Madeleine is in cull mode, unsubscribing to no less than 2340 newsletters sent to her email. Some are from random restaurants visited 10+ years ago on a city break. Others come from an array of sites ranging from clothing to real estate, mother and baby to fitness, beauty to sports clubs. It is an (oddly) euphoric feeling to hit unsubscribe…or maybe it’s not so odd at all. It turns out an email has a carbon footprint of about 4g of CO2 and a large attachment could hike that up to 50g. Subscriptions and promotion emails can clutter between 20-60% of your email account.
If you’re a business..
We’ve written before about the size of our digital footprint and our efforts to reduce it in terms of our website. Digital marketers will tell you newsletters are more effective than any other form of customer engagement and will lead to more sales. But everyone is agreed, they have to be done well. Accounting for the energy consumed by creating, sending, receiving and storing a newsletter matters as much as the content within. With some companies seeing average open rates of only 15%, we’re curious to know if they’re even worth making?
Pop Quiz! Please answer honestly…
Is having hyper engaged ‘openers’ who genuinely care about what you’re putting out into the world better than a deluge of subscribers, a fraction of whom even know what you sell?
Do you write to those people who firmly remain ‘The Unopeners’ (those who never, ever open your newsletter) and ask them do they wish to unsubscribe?
Have you asked subscribers what section of your newsletter they like least with a view to removing it?
Does your business really need a newsletter?
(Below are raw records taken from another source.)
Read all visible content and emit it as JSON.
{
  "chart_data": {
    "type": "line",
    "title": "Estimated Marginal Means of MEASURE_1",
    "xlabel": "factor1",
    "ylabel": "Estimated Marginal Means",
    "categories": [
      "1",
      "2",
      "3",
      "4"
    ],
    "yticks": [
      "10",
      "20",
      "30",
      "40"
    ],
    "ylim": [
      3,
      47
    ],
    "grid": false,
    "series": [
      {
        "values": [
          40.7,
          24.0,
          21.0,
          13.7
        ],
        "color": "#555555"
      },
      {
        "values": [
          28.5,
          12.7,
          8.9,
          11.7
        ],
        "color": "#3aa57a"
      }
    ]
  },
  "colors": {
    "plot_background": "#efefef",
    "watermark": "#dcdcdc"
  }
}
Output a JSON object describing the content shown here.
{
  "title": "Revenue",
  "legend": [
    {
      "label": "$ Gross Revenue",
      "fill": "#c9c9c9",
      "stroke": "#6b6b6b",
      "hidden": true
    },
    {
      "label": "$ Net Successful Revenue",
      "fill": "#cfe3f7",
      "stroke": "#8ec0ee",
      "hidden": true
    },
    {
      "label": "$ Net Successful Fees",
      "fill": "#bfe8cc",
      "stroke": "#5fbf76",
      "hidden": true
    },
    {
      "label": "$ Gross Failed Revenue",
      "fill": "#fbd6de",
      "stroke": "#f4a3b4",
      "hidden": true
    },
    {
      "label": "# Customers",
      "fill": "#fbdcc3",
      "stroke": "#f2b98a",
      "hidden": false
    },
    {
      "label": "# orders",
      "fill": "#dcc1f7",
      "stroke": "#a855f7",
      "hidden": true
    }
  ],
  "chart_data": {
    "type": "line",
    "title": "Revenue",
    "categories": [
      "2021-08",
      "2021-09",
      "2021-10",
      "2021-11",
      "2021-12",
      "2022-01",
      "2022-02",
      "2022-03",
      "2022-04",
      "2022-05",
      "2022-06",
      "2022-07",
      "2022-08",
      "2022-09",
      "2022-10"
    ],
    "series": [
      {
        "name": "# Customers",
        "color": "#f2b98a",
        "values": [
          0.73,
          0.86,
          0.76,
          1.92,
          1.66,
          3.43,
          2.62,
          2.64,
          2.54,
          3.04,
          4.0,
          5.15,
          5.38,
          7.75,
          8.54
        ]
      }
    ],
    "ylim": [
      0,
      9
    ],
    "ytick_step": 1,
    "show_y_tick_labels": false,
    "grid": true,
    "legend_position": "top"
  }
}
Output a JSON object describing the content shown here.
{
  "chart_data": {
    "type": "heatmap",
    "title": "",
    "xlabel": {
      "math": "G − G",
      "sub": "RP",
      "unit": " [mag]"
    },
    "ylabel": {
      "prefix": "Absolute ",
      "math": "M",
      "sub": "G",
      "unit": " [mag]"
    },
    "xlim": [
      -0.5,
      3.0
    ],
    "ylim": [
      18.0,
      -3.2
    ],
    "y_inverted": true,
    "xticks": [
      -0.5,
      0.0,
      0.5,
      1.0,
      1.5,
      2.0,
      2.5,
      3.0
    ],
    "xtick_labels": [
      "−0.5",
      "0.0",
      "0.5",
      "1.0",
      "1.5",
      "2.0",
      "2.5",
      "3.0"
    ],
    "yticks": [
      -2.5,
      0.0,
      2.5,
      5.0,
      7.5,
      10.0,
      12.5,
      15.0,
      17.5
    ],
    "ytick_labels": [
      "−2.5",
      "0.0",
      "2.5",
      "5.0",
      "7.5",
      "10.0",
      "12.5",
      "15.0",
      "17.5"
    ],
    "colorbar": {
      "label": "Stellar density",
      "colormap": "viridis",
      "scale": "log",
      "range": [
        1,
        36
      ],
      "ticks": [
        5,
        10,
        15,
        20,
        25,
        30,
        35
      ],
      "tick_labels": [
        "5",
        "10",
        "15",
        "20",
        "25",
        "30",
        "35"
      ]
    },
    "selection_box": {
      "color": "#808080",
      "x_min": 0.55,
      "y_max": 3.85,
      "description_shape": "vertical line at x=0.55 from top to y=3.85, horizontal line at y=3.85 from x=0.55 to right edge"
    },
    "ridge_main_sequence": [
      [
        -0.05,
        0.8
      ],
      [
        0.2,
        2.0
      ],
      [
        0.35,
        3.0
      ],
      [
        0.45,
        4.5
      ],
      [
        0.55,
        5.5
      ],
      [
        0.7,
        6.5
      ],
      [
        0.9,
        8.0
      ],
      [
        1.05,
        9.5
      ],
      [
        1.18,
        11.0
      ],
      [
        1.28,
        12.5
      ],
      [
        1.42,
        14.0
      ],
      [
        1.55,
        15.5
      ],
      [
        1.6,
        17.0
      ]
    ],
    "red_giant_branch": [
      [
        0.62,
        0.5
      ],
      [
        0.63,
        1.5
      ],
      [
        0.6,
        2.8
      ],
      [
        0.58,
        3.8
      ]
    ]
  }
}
Smaller, more concise newsletters equal smaller, less polluting footprints. Making a newsletter mobile responsive will help drive up open rates, in fact the percentage of open rates on mobile was at 81% in 2020 and growing year on year). We cannot control how an end user uses their device, what energy they purchase or how they manage their battery. But we can make sure we’re not part of the problem by creating streamlined, relevant and easy to read newsletters.
Less is more
At Change by Degrees, our rule of thumb is to write newsletters when we have something useful to say. We have one coming out next week that we’ve spent time building and feel confident will be of value to our clients. It’s hard to get it right but, for us, clogging up your inbox with information you’ve probably already spotted on a LinkedIn post to remind you we exist, seems pointless. At the heart of sustainability is efficiency. In terms of newsletters, that means respecting subscribers and only emailing a newsletter that will genuinely add something useful to their day.

If you are a serial subscriber…
While simply unsubscribing to newsletters is tokenistic in terms of making real impact, it sends a clear message to brands that only material that is, well, material, to you will be read. Remember, your laptop, screen, printer and monitor are still on, zapping energy. The data centres are still beavering away.
Digital pollution is a real and growing issue, and creating a strategy with your digital marketer that is built on efficiency and value first, helps shrink that footprint to a size you can be proud of. Subscribers, and the planet, will thank you for it.